Somebody has got back to me and has offered to host me in Vienna which is excellent news. 20Km down the road I realise they are not in Vienna and can't get wifi to check where they are. I might have gone past them already. At 8.30 I stop for my second breakfast amid laughs from the other cyclist who have stayed in camp sites and guest houses, as the bench I am frequenting is full of all manner of paraphernalia, ie stove, pots, pans, mocha pot, bananas, oats... you get the picture.
The Radweg One or R1 down the Danube is excellent, it's flat, its delightful, it's virtually empty and I clock up 70km and land in Ybbs in no time.
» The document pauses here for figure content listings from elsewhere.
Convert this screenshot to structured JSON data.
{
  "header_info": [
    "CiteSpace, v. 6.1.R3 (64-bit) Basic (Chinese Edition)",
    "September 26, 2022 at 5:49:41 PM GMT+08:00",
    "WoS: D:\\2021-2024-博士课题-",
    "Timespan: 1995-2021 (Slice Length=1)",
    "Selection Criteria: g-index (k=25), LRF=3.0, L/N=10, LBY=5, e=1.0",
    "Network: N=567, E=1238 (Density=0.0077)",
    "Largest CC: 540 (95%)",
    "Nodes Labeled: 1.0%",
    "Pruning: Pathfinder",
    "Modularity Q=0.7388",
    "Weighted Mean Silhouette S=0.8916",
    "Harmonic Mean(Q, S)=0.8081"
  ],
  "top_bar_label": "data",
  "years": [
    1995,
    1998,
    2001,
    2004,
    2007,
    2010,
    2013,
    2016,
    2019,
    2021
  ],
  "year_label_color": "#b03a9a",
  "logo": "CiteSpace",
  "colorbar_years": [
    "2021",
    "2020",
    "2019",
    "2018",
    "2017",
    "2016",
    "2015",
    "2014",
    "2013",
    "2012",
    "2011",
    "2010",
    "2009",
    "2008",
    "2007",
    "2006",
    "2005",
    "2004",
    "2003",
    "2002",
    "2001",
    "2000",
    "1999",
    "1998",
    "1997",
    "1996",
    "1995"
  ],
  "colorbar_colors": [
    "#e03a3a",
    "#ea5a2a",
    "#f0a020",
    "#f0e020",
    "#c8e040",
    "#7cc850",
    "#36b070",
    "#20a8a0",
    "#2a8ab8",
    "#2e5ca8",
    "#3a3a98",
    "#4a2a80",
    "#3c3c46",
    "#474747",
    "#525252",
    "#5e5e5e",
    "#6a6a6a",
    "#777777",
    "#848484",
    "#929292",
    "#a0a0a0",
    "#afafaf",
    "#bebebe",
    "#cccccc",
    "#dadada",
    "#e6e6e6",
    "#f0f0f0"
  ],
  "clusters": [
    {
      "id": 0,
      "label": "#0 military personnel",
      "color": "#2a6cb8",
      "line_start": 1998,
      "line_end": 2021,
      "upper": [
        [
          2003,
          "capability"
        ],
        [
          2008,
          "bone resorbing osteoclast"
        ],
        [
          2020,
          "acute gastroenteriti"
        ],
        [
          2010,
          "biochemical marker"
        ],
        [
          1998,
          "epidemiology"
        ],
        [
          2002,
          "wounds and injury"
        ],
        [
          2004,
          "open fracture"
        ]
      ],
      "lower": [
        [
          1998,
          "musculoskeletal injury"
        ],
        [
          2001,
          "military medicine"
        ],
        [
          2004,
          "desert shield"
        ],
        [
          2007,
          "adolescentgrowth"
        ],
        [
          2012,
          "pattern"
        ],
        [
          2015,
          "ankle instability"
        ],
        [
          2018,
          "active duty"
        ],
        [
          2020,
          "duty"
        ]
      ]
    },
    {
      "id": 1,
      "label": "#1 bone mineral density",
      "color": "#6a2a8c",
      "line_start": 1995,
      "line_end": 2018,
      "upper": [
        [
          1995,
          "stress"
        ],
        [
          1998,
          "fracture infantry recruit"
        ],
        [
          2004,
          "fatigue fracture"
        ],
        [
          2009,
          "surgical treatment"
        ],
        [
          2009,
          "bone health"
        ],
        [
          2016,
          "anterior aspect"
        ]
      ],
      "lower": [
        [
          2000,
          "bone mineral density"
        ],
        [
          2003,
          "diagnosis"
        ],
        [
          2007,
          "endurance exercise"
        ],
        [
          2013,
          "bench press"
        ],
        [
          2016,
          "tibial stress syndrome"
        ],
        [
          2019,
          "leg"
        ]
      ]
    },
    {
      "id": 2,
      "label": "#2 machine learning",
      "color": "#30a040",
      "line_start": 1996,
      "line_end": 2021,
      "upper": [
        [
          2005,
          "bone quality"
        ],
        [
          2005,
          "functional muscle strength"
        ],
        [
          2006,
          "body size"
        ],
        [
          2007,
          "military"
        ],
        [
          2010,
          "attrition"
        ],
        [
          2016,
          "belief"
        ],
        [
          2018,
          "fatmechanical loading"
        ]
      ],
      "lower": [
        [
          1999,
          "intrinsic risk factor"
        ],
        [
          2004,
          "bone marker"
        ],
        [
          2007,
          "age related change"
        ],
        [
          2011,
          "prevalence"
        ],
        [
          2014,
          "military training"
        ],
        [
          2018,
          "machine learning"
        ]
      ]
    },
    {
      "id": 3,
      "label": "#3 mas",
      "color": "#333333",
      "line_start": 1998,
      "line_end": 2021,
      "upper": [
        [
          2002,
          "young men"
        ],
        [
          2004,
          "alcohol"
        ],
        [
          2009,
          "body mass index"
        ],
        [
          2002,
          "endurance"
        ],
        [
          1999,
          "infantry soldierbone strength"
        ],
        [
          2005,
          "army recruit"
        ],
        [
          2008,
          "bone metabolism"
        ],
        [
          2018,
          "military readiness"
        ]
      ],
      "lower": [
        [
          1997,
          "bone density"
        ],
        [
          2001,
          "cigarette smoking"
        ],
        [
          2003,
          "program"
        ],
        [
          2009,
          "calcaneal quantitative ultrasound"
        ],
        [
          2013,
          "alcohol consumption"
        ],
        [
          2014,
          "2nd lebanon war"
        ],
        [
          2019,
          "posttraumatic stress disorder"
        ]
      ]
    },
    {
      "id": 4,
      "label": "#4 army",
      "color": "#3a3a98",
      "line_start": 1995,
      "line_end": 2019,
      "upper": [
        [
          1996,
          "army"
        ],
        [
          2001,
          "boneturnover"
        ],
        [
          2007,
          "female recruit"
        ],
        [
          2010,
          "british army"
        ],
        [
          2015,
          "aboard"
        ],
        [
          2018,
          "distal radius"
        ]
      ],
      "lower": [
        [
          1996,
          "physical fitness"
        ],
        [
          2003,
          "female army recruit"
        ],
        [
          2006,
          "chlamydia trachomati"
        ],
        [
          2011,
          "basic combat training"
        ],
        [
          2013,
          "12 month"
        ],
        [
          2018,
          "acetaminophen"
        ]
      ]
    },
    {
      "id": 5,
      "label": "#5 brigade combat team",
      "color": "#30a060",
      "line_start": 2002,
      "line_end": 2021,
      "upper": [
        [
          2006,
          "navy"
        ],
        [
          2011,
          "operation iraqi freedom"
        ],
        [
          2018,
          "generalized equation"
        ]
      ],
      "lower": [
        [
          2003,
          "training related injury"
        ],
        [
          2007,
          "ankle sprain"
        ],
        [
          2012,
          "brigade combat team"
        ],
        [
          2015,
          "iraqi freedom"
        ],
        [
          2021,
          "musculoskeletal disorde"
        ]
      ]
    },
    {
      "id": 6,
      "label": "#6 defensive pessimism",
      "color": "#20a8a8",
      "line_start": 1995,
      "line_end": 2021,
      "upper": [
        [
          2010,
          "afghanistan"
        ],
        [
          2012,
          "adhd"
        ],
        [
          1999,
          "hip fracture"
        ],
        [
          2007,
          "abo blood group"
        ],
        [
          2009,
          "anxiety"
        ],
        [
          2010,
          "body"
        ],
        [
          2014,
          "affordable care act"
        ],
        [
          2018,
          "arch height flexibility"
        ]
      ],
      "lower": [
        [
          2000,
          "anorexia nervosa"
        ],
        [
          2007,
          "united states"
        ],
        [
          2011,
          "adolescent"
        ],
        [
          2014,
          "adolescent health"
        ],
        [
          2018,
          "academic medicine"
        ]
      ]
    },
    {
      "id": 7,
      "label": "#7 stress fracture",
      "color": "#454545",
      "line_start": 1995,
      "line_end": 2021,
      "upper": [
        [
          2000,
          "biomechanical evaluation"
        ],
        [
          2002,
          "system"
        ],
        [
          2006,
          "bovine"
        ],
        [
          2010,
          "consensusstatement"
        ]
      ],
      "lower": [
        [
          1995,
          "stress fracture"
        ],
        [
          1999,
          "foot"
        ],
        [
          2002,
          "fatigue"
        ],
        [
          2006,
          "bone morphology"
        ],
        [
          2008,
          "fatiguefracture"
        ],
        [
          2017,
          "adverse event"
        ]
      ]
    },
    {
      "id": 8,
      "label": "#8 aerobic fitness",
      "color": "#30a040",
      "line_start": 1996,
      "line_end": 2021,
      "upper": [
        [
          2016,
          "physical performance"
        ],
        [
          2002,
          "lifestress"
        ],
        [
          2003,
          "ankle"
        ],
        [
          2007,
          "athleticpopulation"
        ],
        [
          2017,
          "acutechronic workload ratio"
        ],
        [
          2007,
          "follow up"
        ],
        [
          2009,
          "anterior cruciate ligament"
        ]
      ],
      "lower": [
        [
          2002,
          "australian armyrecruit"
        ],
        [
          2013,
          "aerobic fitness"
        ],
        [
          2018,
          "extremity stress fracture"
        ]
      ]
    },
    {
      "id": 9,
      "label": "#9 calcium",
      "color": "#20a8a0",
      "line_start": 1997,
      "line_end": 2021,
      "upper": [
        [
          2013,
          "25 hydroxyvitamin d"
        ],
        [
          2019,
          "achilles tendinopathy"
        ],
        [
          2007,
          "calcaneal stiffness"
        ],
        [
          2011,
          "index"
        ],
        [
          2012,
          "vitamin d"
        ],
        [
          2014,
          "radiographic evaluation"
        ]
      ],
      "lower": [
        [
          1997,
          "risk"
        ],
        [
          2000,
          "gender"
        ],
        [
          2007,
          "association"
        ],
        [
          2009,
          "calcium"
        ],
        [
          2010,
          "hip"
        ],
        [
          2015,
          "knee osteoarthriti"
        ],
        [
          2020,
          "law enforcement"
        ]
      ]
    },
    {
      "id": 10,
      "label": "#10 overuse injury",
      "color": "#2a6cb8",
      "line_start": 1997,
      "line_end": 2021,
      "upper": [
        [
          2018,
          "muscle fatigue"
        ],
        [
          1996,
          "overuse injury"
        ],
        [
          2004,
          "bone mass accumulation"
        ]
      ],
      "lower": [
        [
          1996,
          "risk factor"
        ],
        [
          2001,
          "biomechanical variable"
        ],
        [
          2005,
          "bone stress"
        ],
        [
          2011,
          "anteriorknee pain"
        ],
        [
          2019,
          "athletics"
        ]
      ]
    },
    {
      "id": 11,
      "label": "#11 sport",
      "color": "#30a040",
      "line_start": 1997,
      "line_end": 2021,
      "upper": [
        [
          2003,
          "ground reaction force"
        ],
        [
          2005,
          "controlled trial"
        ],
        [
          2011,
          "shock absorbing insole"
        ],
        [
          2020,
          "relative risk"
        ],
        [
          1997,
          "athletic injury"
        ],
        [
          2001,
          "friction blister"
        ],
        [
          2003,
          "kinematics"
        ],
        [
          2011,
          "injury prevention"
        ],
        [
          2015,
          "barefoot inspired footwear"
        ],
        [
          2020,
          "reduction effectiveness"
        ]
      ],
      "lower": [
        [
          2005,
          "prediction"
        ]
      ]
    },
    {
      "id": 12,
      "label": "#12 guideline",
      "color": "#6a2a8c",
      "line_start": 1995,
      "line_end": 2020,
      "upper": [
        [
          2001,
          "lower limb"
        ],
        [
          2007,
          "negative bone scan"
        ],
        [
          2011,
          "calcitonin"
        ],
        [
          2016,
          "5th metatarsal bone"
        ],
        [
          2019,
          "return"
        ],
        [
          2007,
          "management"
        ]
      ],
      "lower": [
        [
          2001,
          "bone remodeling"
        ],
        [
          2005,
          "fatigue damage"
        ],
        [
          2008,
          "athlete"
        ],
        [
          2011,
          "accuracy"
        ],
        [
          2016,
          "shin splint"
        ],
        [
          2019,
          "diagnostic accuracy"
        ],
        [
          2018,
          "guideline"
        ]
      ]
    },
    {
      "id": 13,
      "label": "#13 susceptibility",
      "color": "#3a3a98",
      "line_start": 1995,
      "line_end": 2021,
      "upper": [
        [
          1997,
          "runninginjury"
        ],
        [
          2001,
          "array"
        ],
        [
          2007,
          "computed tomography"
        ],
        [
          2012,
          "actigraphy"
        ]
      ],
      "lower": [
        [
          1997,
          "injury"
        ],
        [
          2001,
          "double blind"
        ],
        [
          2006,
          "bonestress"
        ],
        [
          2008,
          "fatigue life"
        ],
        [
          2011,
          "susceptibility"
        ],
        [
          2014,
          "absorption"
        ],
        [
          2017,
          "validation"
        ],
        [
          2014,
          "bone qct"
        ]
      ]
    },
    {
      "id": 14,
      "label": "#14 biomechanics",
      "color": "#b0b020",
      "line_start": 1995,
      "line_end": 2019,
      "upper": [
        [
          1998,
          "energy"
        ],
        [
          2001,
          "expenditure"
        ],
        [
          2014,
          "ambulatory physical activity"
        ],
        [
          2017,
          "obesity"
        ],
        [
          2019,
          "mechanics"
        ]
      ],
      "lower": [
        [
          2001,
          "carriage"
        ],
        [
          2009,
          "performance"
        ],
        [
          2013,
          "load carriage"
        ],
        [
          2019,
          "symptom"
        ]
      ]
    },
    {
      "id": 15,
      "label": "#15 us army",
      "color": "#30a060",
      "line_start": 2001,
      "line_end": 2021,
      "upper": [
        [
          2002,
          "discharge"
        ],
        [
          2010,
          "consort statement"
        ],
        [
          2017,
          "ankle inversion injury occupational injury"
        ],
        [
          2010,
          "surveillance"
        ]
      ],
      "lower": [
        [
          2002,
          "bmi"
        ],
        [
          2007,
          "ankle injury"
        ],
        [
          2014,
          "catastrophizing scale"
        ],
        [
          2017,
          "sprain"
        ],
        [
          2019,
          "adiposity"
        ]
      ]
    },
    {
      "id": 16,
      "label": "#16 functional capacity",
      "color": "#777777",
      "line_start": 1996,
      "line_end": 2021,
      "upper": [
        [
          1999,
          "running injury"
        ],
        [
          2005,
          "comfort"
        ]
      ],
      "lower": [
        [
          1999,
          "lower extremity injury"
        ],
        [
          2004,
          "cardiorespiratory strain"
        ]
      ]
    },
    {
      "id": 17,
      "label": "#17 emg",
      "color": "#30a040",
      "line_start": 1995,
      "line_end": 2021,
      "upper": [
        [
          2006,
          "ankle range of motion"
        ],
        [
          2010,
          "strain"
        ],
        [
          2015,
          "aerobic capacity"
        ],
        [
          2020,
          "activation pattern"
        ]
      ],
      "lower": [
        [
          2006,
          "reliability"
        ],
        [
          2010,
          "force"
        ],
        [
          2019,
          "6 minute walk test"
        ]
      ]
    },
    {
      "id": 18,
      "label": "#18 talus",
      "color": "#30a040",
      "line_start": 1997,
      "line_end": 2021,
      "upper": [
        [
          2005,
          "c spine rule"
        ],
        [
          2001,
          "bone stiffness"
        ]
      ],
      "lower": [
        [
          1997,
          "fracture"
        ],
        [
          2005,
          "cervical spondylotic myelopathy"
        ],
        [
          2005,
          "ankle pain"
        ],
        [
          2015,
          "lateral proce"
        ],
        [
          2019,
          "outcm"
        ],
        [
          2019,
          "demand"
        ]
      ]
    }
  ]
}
To my delight I spy a sign poiting to a bicycle museum and the leaflet explains that you can sit on a penny farthing. "How good is this?" I think and off I go, only to find it's closed on Sundays in september. Missed it by one week or 3 days. !!!
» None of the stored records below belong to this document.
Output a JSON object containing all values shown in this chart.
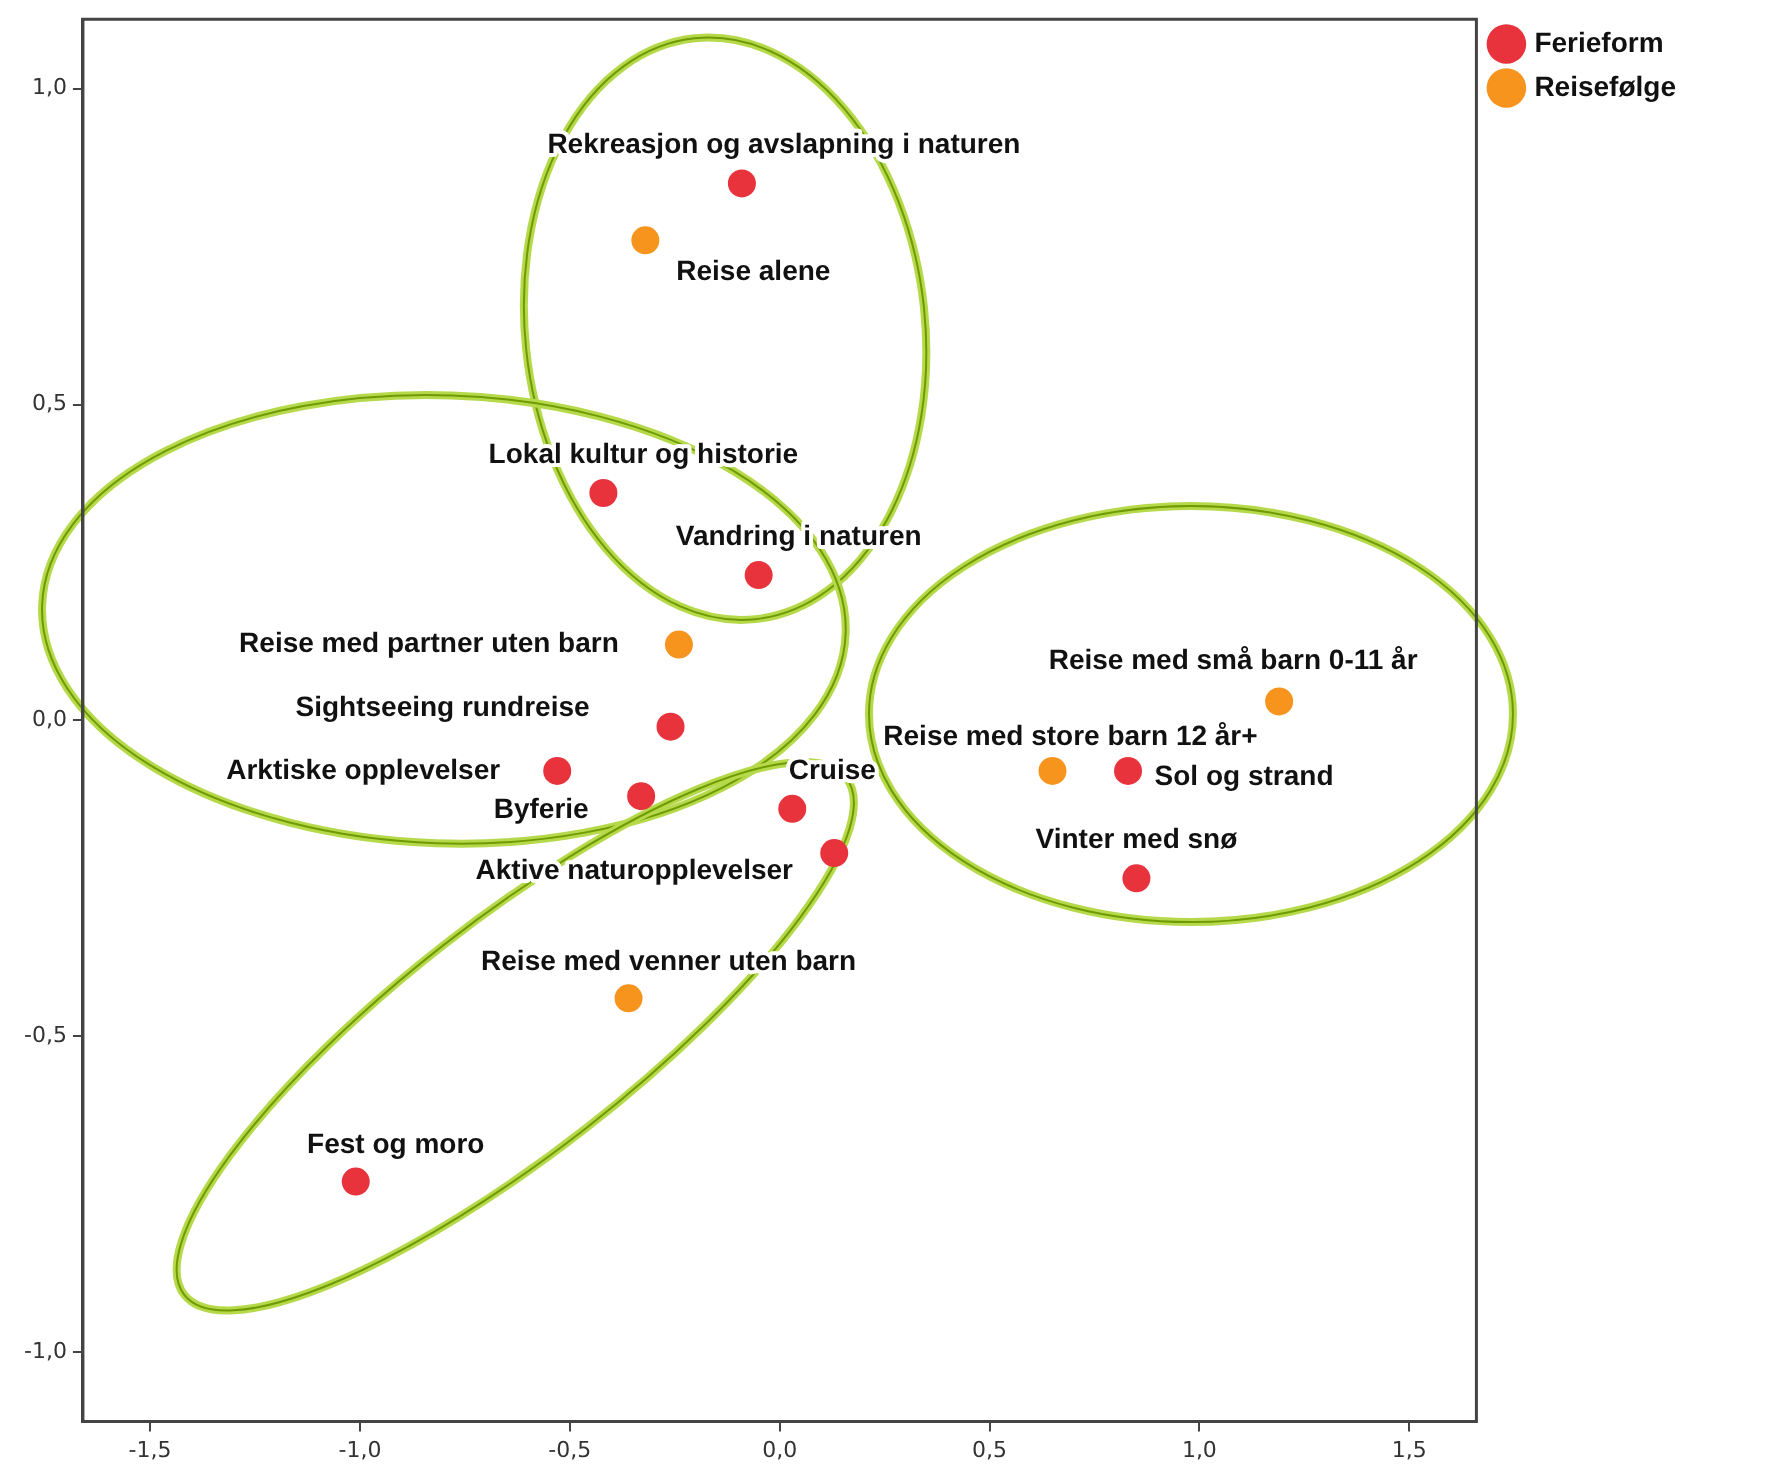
{
  "chart_data": {
    "type": "scatter",
    "series": [
      {
        "name": "Ferieform",
        "color": "#e8333c",
        "x": [
          -0.09,
          -0.42,
          -0.05,
          -0.26,
          -0.53,
          -0.33,
          0.03,
          0.13,
          -1.01,
          0.83,
          0.85
        ],
        "values": [
          0.85,
          0.36,
          0.23,
          -0.01,
          -0.08,
          -0.12,
          -0.14,
          -0.21,
          -0.73,
          -0.08,
          -0.25
        ]
      },
      {
        "name": "Reisefølge",
        "color": "#f7941d",
        "x": [
          -0.32,
          -0.24,
          -0.36,
          1.19,
          0.65
        ],
        "values": [
          0.76,
          0.12,
          -0.44,
          0.03,
          -0.08
        ]
      }
    ],
    "annotations": [
      {
        "text": "Rekreasjon og avslapning i naturen",
        "x": -0.09,
        "y": 0.85
      },
      {
        "text": "Lokal kultur og historie",
        "x": -0.42,
        "y": 0.36
      },
      {
        "text": "Vandring i naturen",
        "x": -0.05,
        "y": 0.23
      },
      {
        "text": "Sightseeing rundreise",
        "x": -0.26,
        "y": -0.01
      },
      {
        "text": "Arktiske opplevelser",
        "x": -0.53,
        "y": -0.08
      },
      {
        "text": "Byferie",
        "x": -0.33,
        "y": -0.12
      },
      {
        "text": "Cruise",
        "x": 0.03,
        "y": -0.14
      },
      {
        "text": "Aktive naturopplevelser",
        "x": 0.13,
        "y": -0.21
      },
      {
        "text": "Fest og moro",
        "x": -1.01,
        "y": -0.73
      },
      {
        "text": "Sol og strand",
        "x": 0.83,
        "y": -0.08
      },
      {
        "text": "Vinter med snø",
        "x": 0.85,
        "y": -0.25
      },
      {
        "text": "Reise alene",
        "x": -0.32,
        "y": 0.76
      },
      {
        "text": "Reise med partner uten barn",
        "x": -0.24,
        "y": 0.12
      },
      {
        "text": "Reise med venner uten barn",
        "x": -0.36,
        "y": -0.44
      },
      {
        "text": "Reise med små barn 0-11 år",
        "x": 1.19,
        "y": 0.03
      },
      {
        "text": "Reise med store barn 12 år+",
        "x": 0.65,
        "y": -0.08
      }
    ],
    "xlim": [
      -1.66,
      1.66
    ],
    "xticks": [
      {
        "value": -1.5,
        "label": "-1,5"
      },
      {
        "value": -1.0,
        "label": "-1,0"
      },
      {
        "value": -0.5,
        "label": "-0,5"
      },
      {
        "value": 0,
        "label": "0,0"
      },
      {
        "value": 0.5,
        "label": "0,5"
      },
      {
        "value": 1.0,
        "label": "1,0"
      },
      {
        "value": 1.5,
        "label": "1,5"
      }
    ],
    "ylim": [
      -1.11,
      1.11
    ],
    "yticks": [
      {
        "value": -1.0,
        "label": "-1,0"
      },
      {
        "value": -0.5,
        "label": "-0,5"
      },
      {
        "value": 0,
        "label": "0,0"
      },
      {
        "value": 0.5,
        "label": "0,5"
      },
      {
        "value": 1.0,
        "label": "1,0"
      }
    ],
    "grid": false,
    "legend": "top right",
    "marker": "circle"
  }
}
Just outside Ybbs I stop for lunch and have a nap on a bench. The next 25km are absolute torture, my body is having none of it and although I didn't eat that long ago it's crying out for food. I decide to stop at the first eating place I find and roll into a welcome looking guest house. I chat to two German cycling girls outside who are camping here and they say chuckling how they saw me asleep on the bench earlier on. It clearly wasn't enough to make up for last night though and my legs are finding it hard to support myself. I wobble into a seat in the garden and order a large Heffe weiser and some goulash. Heinz's mum has got me craving for it now. About an hour later the alcohol has soothed me and the food has filled me. I feel so much better. I believe what happened to me is known in the cycling world as bonking. Revived I set off East again. I decide to cross the bridge and it turns out to be a bad choice as all the good camp spots are on the side I was on.
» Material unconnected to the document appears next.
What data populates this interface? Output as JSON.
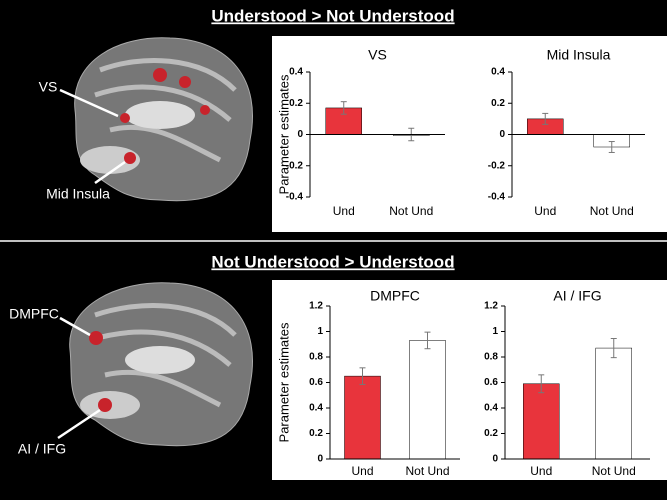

The sun has been high in the sky all day, and although a pleasant 24 degrees it seems to have sapped me. I stop off at a stall selling skerchlen fische. I think it means fish on a stick. Cooked or smoked over coals. A family run the makeshift stall. Mum takes the money and dishes out the gerkins, dad takes the orders and tells the son what he wants. The poor fat son wobbles over to the fish, dripping and sweating and removes a stick of fish and brings back to dad.
I ride on a further 20km from Melk and as the radweg takes me down some quaint old streets I spy a doorway selling produce from their land including the much talked about “Most”. I had it explained to me that it is the drink for the peasants who can't afford wine (or was). To you Britishers I call it pear and apple scrumpy. I find an old man at work in his garden and order a glass pronto. He comes chuckling down the garden covered in a swarm of mosquitoes and wasps and poors me a mug from a rude demijohn full of light brown cloudy liquid. I receive two dead mozzis and half a wasp stuck to the glass. If it had been in a chilled clean branded chalis I dont think it would be the proper experience. I swig it down and say goodbye. I pick up a tomato from his display, he waves me off and camp spot looking I do go. There is quite a lot of life here so this equals houses. Unlike the rest of the 120km I have traversed today. Typical. I settle for a shelf of sand up the river bank and below the barrier of the road. From my tent I can see the colour of the car drivers hair. Although I'm not that hungry I make myself a massive pasta dinner and watch half a 70's Jamaican reggae film on the laptop 'til the battery dies and then I pass out.